POKOK BAHASAN
STEREOTIP DALAM PRAKTIK KOMUNIKASI
--------------------------------------------
Orang Jawa digambarkan sebagai orang yang halus, menerima apa adanya dan pemaaf,
hingga ketika kaki Orang Jawa diinjak pun mereka akan bilang "maaf, kaki Anda berdiri di atas
kaki saya". Sedangkan orang Batak digambarkan sebagai pekerja keras, temperamen dan lugas
mengatakan sesuatu sejelas mungkin. Orang Sumbawa seringkali diidentikkan dengan pola
hidup yang konsumtif, sehingga ketika akan berkunjung ke suatu tempat, maka tempat yang
pertama kali ia rencanakan untuk kunjungi adalah pusat perbelanjaan, mall, dan lain sebagainya.
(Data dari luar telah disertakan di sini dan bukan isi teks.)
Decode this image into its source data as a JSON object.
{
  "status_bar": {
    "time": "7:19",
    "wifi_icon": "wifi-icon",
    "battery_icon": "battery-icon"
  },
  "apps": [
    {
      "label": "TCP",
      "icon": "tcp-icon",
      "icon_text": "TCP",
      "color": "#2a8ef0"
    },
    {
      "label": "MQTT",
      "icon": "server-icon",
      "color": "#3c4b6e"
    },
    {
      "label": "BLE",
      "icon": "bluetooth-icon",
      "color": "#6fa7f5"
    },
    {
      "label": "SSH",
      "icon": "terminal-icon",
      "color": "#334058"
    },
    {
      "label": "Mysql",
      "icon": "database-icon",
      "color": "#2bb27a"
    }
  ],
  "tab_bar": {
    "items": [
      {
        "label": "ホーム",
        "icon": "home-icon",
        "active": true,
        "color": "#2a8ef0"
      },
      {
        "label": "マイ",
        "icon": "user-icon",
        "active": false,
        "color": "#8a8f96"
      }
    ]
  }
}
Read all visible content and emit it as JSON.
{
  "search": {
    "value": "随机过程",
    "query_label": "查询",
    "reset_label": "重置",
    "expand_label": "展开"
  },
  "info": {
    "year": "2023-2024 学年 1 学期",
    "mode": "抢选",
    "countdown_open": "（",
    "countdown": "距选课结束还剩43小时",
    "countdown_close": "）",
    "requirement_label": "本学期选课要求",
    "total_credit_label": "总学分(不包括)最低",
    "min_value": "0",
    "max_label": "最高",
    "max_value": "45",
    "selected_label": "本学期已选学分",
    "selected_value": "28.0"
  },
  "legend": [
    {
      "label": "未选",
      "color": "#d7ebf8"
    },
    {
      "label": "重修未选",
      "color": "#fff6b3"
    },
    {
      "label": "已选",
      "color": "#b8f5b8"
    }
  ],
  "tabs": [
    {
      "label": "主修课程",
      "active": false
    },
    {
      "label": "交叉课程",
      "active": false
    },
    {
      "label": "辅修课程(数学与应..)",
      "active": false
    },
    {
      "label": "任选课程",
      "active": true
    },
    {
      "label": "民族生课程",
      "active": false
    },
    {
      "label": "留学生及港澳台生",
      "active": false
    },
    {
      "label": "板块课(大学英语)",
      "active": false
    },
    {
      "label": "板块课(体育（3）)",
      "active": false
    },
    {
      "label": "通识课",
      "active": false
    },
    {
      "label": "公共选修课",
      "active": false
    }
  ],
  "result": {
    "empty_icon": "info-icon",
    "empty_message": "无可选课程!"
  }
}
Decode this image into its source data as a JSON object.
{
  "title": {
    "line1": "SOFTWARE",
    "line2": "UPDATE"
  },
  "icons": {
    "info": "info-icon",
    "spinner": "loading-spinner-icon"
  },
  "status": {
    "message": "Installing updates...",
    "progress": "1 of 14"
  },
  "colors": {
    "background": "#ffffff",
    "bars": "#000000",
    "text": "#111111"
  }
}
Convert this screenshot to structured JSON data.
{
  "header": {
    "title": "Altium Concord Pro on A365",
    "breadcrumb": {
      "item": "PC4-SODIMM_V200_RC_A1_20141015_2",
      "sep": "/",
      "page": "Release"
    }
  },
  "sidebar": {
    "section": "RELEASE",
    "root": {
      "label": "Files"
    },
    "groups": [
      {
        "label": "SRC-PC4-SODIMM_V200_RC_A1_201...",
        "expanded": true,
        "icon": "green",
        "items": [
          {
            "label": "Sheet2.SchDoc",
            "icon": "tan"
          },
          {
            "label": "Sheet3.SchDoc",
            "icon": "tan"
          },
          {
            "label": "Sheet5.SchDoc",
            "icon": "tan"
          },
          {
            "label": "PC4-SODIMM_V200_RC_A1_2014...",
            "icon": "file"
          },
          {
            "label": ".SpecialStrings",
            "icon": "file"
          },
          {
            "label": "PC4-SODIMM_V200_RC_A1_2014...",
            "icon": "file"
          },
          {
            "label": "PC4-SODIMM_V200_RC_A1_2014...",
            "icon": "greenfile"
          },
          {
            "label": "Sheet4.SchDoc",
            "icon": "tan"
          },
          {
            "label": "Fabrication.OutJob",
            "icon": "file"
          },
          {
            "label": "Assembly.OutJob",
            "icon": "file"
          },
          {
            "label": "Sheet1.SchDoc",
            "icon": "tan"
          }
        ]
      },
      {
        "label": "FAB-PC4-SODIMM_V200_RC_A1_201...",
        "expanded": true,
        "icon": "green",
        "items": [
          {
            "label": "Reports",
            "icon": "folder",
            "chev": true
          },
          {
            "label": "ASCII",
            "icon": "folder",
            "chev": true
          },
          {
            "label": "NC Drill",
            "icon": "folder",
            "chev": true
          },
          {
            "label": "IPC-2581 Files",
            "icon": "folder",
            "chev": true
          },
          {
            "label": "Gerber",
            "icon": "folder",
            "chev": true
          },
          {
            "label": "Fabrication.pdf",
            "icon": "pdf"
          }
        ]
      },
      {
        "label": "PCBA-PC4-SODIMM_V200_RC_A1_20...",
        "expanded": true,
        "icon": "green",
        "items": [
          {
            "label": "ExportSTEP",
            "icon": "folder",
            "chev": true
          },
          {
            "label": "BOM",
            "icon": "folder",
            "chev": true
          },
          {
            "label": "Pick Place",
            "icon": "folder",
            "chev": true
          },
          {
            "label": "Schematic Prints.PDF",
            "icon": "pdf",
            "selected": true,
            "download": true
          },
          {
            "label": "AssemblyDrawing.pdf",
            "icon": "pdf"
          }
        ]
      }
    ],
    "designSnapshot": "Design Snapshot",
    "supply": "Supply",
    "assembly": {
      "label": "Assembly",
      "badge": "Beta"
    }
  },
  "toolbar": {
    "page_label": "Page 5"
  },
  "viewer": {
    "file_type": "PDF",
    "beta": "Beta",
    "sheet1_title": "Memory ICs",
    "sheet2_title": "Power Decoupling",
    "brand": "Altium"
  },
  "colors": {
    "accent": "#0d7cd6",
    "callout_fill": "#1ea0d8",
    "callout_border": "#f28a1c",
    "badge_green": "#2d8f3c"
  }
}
Cap yang di lekatkan pada etnis Bima lain lagi, mental perantau yang dimiliki etnis ini
menyebabkan mereka tersebar di hampir semua daerah. Ini membuat membuat mereka
cenderung mencari kawan atau keluarga yang memiliki latar belakang etnis yang sama saat tiba
di tempat baru. Kegemaran minum kopi sambil bersenda gurau menjadi milik Suku Sasak.
Saking gemarnya dengan minuman ini, saat anda berkunjung ke kediaman atau rumah orang
Sasak, maka hampir pasti anda akan menemukan minuman yang merupakan komoditas
primadona negara Brazil ini. Sehingga dimanapun mereka berada, pastilah tempat minum kopi
yang dicari untuk pertama kali.
Sekilas, anekdot diatas memberikan gambaran bahwa manusia dalam menilai orang lain,
terutama yang bukan bagian atau diluar komunitasnya, disadari atau tidak seringkali terjebak
dalam stereotip dan overgeneralisasi budaya.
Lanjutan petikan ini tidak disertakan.